You will be analyzing scanned document page images and extracting structured information from each one. The documents may be in {{LANGUAGES}}.

You are analyzing {{COUNT}} page image(s). You MUST return exactly {{COUNT}} entries in your final output, one for each image provided, in the exact order they appear.

For EACH page image provided, extract the following information:

**title**: The document title visible on the page. If no clear title is present, invent a concise descriptive title that captures the document's purpose. The title should be in the same language as the document itself (not translated to English).

**description**: A concise summary of the page content written in English (up to 300 words). Cover the key information, layout, and purpose. Even if the document is in another language, write this in English.

**detailed_analysis**: An exhaustive, in-depth analysis of every detail present on the page, written in English. This should be 500–2000 words and must include:
  - **Full text extraction**: Transcribe or closely paraphrase all visible text, including headers, footers, fine print, stamps, handwritten annotations, and watermarks.
  - **Visual elements**: Describe logos, seals, signatures, tables, charts, photos, barcodes, QR codes, checkboxes, and their positions on the page.
  - **Layout and structure**: Describe the page layout (columns, sections, margins, borders), formatting (fonts, bold, underline), and any visual hierarchy.
  - **Numerical data**: List all amounts, dates, reference numbers, account numbers, phone numbers, addresses, and any other numerical or coded information visible.
  - **Reasoning and context**: Explain what the document appears to be, why you classified it the way you did, what institution or process it relates to, and any inferences you can draw from the content (e.g., "This appears to be page 2 of a multi-page contract because..." or "The stamp suggests this was officially received on...").
  - **Condition and quality**: Note any issues with the scan — skew, blurriness, cut-off text, stains, folds, or partially visible content, and what information might be missing as a result.
  - **Language details**: Identify the language(s) used and note any multilingual elements.

**page_number**: The printed page number if visible on the page (e.g., "1", "Page 2", "3/10").

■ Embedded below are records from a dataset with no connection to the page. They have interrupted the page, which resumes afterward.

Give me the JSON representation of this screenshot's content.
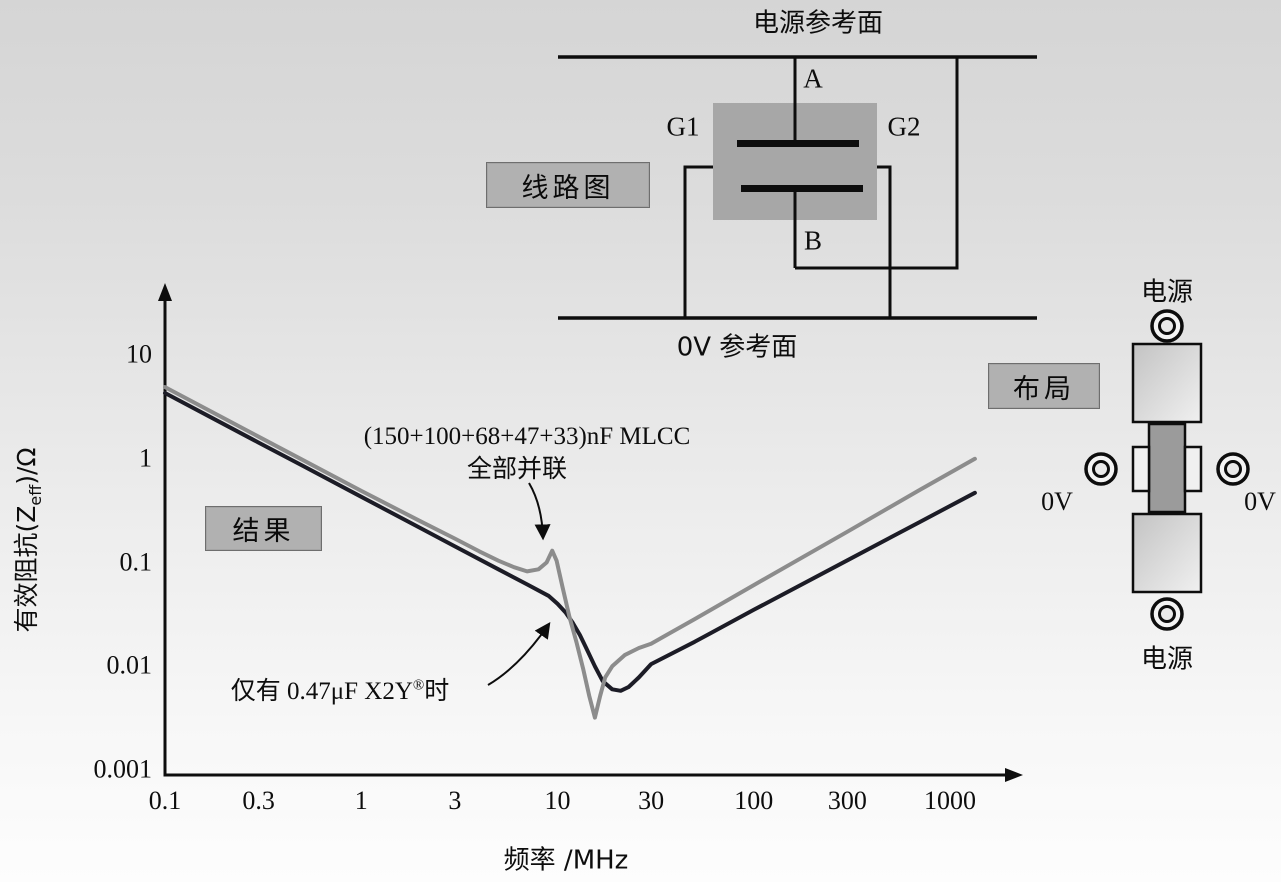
{
  "palette": {
    "line_color": "#0d0d0d",
    "box_fill": "#b1b1b1",
    "box_border": "#6e6e6e",
    "capacitor_body_fill": "#a7a7a7",
    "component_body_fill": "#9b9b9b",
    "curve_mlcc_color": "#8c8c8c",
    "curve_x2y_color": "#1c1c26"
  },
  "circuit_diagram": {
    "title_box": "线路图",
    "power_plane_label": "电源参考面",
    "ground_plane_label": "0V 参考面",
    "terminals": {
      "a": "A",
      "b": "B",
      "g1": "G1",
      "g2": "G2"
    }
  },
  "layout_panel": {
    "title_box": "布局",
    "power_label_top": "电源",
    "power_label_bottom": "电源",
    "ground_label_left": "0V",
    "ground_label_right": "0V"
  },
  "chart_data": {
    "type": "line",
    "results_box": "结果",
    "grid": false,
    "legend_position": "none",
    "x_axis": {
      "label": "频率 /MHz",
      "scale": "log",
      "range": [
        0.1,
        1000
      ],
      "ticks": [
        0.1,
        0.3,
        1,
        3,
        10,
        30,
        100,
        300,
        1000
      ],
      "tick_labels": [
        "0.1",
        "0.3",
        "1",
        "3",
        "10",
        "30",
        "100",
        "300",
        "1000"
      ]
    },
    "y_axis": {
      "label": "有效阻抗(Zeff)/Ω",
      "label_parts": [
        "有效阻抗(Z",
        "eff",
        ")/Ω"
      ],
      "scale": "log",
      "range": [
        0.001,
        10
      ],
      "ticks": [
        10,
        1,
        0.1,
        0.01,
        0.001
      ],
      "tick_labels": [
        "10",
        "1",
        "0.1",
        "0.01",
        "0.001"
      ]
    },
    "annotations": {
      "mlcc": {
        "line1": "(150+100+68+47+33)nF MLCC",
        "line2": "全部并联"
      },
      "x2y": {
        "parts": [
          "仅有 0.47μF X2Y",
          "®",
          "时"
        ]
      }
    },
    "series": [
      {
        "id": "x2y-only",
        "name": "仅有 0.47μF X2Y® 时",
        "color": "#1c1c26",
        "points": [
          [
            0.1,
            4.3
          ],
          [
            0.2,
            2.15
          ],
          [
            0.3,
            1.43
          ],
          [
            0.5,
            0.86
          ],
          [
            1,
            0.43
          ],
          [
            2,
            0.215
          ],
          [
            3,
            0.143
          ],
          [
            5,
            0.086
          ],
          [
            7,
            0.0615
          ],
          [
            9,
            0.0478
          ],
          [
            10,
            0.04
          ],
          [
            11,
            0.033
          ],
          [
            12,
            0.026
          ],
          [
            13,
            0.02
          ],
          [
            14,
            0.015
          ],
          [
            15.5,
            0.01
          ],
          [
            17,
            0.0072
          ],
          [
            19,
            0.006
          ],
          [
            21,
            0.0058
          ],
          [
            23,
            0.0063
          ],
          [
            26,
            0.0078
          ],
          [
            30,
            0.0105
          ],
          [
            50,
            0.0172
          ],
          [
            100,
            0.035
          ],
          [
            300,
            0.105
          ],
          [
            700,
            0.245
          ],
          [
            1340,
            0.47
          ]
        ]
      },
      {
        "id": "mlcc-parallel",
        "name": "(150+100+68+47+33)nF MLCC 全部并联",
        "color": "#8c8c8c",
        "points": [
          [
            0.1,
            4.9
          ],
          [
            0.2,
            2.45
          ],
          [
            0.3,
            1.63
          ],
          [
            0.5,
            0.98
          ],
          [
            1,
            0.49
          ],
          [
            2,
            0.25
          ],
          [
            3,
            0.17
          ],
          [
            4,
            0.128
          ],
          [
            5,
            0.104
          ],
          [
            6,
            0.09
          ],
          [
            7,
            0.082
          ],
          [
            8,
            0.086
          ],
          [
            8.8,
            0.1
          ],
          [
            9.4,
            0.13
          ],
          [
            9.9,
            0.104
          ],
          [
            10.6,
            0.058
          ],
          [
            11.5,
            0.03
          ],
          [
            12.5,
            0.017
          ],
          [
            13.5,
            0.0095
          ],
          [
            14.5,
            0.0052
          ],
          [
            15.5,
            0.0032
          ],
          [
            16.5,
            0.0052
          ],
          [
            17.5,
            0.0078
          ],
          [
            19,
            0.01
          ],
          [
            22,
            0.0128
          ],
          [
            26,
            0.015
          ],
          [
            30,
            0.0165
          ],
          [
            50,
            0.0285
          ],
          [
            100,
            0.0605
          ],
          [
            300,
            0.198
          ],
          [
            700,
            0.5
          ],
          [
            1340,
            1.0
          ]
        ]
      }
    ]
  }
}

If no page number is visible, use null.

**date**: The main date of the document if visible (e.g., issue date, signature date, letter date). Use ISO 8601 format (YYYY-MM-DD). If only a month and year are visible, use "YYYY-MM". If only a year is visible, use "YYYY". If no date is visible, use null.

**subject**: Any company name or logo text that is visible on the page. If multiple companies are mentioned, include the primary or most prominent one. If no company name or logo is visible, find a sender, otherwise use null.

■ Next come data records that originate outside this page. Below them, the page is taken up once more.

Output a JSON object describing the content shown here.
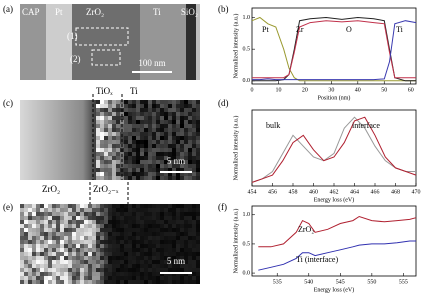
{
  "images": {
    "a": {
      "panel": "(a)",
      "layers": [
        "CAP",
        "Pt",
        "ZrO₂",
        "Ti",
        "SiO₂"
      ],
      "regions": [
        "(1)",
        "(2)"
      ],
      "scale": "100 nm"
    },
    "c": {
      "panel": "(c)",
      "layers": [
        "TiOₓ",
        "Ti"
      ],
      "scale": "5 nm"
    },
    "e": {
      "panel": "(e)",
      "layers": [
        "ZrO₂",
        "ZrO₂₋ₓ"
      ],
      "scale": "5 nm"
    }
  },
  "chart_data": [
    {
      "type": "line",
      "panel": "(b)",
      "xlabel": "Position (nm)",
      "ylabel": "Normalized intensity (a.u.)",
      "x": [
        0,
        3,
        6,
        9,
        12,
        14,
        16,
        18,
        22,
        28,
        34,
        40,
        46,
        50,
        52,
        54,
        58,
        62
      ],
      "series": [
        {
          "name": "Pt",
          "color": "#9a9a30",
          "values": [
            0.95,
            1.0,
            0.9,
            0.85,
            0.5,
            0.2,
            0.05,
            0,
            0,
            0,
            0,
            0,
            0,
            0,
            0,
            0,
            0,
            0
          ]
        },
        {
          "name": "Zr",
          "color": "#222222",
          "values": [
            0,
            0,
            0,
            0,
            0.02,
            0.1,
            0.5,
            0.95,
            0.98,
            1.0,
            0.97,
            1.0,
            0.98,
            0.95,
            0.5,
            0.05,
            0,
            0
          ]
        },
        {
          "name": "O",
          "color": "#c0304a",
          "values": [
            0.05,
            0.05,
            0.05,
            0.05,
            0.05,
            0.1,
            0.45,
            0.85,
            0.92,
            0.95,
            0.93,
            0.95,
            0.92,
            0.9,
            0.45,
            0.05,
            0.05,
            0.05
          ]
        },
        {
          "name": "Ti",
          "color": "#3a3ab0",
          "values": [
            0.02,
            0.02,
            0.03,
            0.02,
            0.02,
            0.02,
            0.02,
            0.02,
            0.02,
            0.02,
            0.02,
            0.02,
            0.02,
            0.03,
            0.3,
            0.9,
            0.95,
            0.92
          ]
        }
      ],
      "xlim": [
        0,
        62
      ],
      "ylim": [
        -0.05,
        1.15
      ],
      "xticks": [
        0,
        10,
        20,
        30,
        40,
        50,
        60
      ],
      "yticks": [
        {
          "value": 0,
          "label": "0.0"
        },
        {
          "value": 0.5,
          "label": "0.5"
        },
        {
          "value": 1,
          "label": "1.0"
        }
      ]
    },
    {
      "type": "line",
      "panel": "(d)",
      "xlabel": "Energy loss (eV)",
      "ylabel": "Normalized intensity (a.u.)",
      "x": [
        454,
        455,
        456,
        457,
        458,
        459,
        460,
        461,
        462,
        463,
        464,
        465,
        466,
        467,
        468,
        469,
        470
      ],
      "series": [
        {
          "name": "bulk",
          "color": "#999999",
          "values": [
            0.05,
            0.1,
            0.2,
            0.45,
            0.7,
            0.55,
            0.4,
            0.35,
            0.45,
            0.8,
            0.95,
            0.8,
            0.55,
            0.35,
            0.25,
            0.2,
            0.2
          ]
        },
        {
          "name": "interface",
          "color": "#b02030",
          "values": [
            0.05,
            0.1,
            0.15,
            0.35,
            0.6,
            0.7,
            0.5,
            0.35,
            0.4,
            0.6,
            0.9,
            0.95,
            0.7,
            0.4,
            0.25,
            0.2,
            0.15
          ]
        }
      ],
      "xlim": [
        454,
        470
      ],
      "ylim": [
        0,
        1.05
      ],
      "xticks": [
        454,
        456,
        458,
        460,
        462,
        464,
        466,
        468,
        470
      ],
      "yticks": []
    },
    {
      "type": "line",
      "panel": "(f)",
      "xlabel": "Energy loss (eV)",
      "ylabel": "Normalized intensity (a.u.)",
      "x": [
        532,
        534,
        536,
        538,
        539,
        540,
        541,
        543,
        545,
        547,
        548,
        550,
        552,
        554,
        556,
        557
      ],
      "series": [
        {
          "name": "ZrO₂",
          "color": "#b02030",
          "values": [
            0.45,
            0.45,
            0.5,
            0.7,
            0.9,
            0.85,
            0.7,
            0.75,
            0.85,
            0.9,
            0.97,
            0.9,
            0.88,
            0.9,
            0.92,
            0.95
          ]
        },
        {
          "name": "Ti (interface)",
          "color": "#3030b0",
          "values": [
            0.05,
            0.1,
            0.15,
            0.25,
            0.35,
            0.35,
            0.3,
            0.35,
            0.4,
            0.45,
            0.48,
            0.5,
            0.5,
            0.52,
            0.55,
            0.55
          ]
        }
      ],
      "xlim": [
        531,
        557
      ],
      "ylim": [
        -0.05,
        1.15
      ],
      "xticks": [
        535,
        540,
        545,
        550,
        555
      ],
      "yticks": [
        {
          "value": 0,
          "label": "0.0"
        },
        {
          "value": 0.5,
          "label": "0.5"
        },
        {
          "value": 1,
          "label": "1.0"
        }
      ]
    }
  ]
}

**document_type**: Classify the document into one of these categories: invoice, letter, report, form, contract, receipt, memo, certificate, statement, tax, insurance, medical, legal, other. Choose the single best-fitting category based on the document's layout, content, and purpose.

**priority**: Assess the importance/urgency of this page's document. Choose one of:
  - "urgent": Requires immediate attention (overdue payments, legal deadlines, expiring documents, formal notices, final warnings)
  - "important": Significant documents to keep (contracts, certificates, medical records, tax documents, official government documents, identity papers)
  - "normal": Standard documents (regular invoices, correspondence, training materials, informational letters)
  - "spam": Junk, advertisements, promotional material, or documents with no real value

Important guidelines:
- Process the images in the exact order they are provided
- Each image gets exactly one entry in your output
- If text is in a language other than English, the title should remain in that original language, but the description must be in English
- Keep the description concise (up to 300 words) — it is used for document grouping
- Be exhaustive in the detailed_analysis (1000+ words) — capture every piece of information on the page
- Use null (not the string "null", not an empty string, not "N/A") when information is not available
- Make your best judgment on document_type based on visual cues, layout, content, and context
- Pay attention to headers, footers, logos, formatting, and structural elements when determining document type
- If a page is blank or unreadable, still provide an entry for it with appropriate null values and a description noting this
- For dates, convert whatever format you see into ISO 8601 format (YYYY-MM-DD, YYYY-MM, or YYYY)
- For priority assessment, consider the content and context carefully - legal notices, overdue bills, and expiring documents are urgent; contracts and official records are important; routine correspondence is normal; advertisements are spam

Structure your response as a JSON object with a "pages" array containing exactly {{COUNT}} entries, one for each image in order. Each entry should be an object with these fields: title, description, detailed_analysis, page_number, date, subject, document_type, and priority.

Your output must follow this exact JSON format:

```json
{
  "pages": [
    {
      "title": "string or null",
      "description": "string",
      "detailed_analysis": "string",
      "page_number": "string or null",
      "date": "string (YYYY-MM-DD) or null",
      "subject": "string or null",
      "document_type": "string",
      "priority": "urgent | important | normal | spam"
    }
  ]
}
```

Your final output should contain ONLY the JSON object with exactly {{COUNT}} entries in the pages array. Do not include any text, explanation, or commentary before or after the JSON. The response must be valid JSON that can be parsed directly.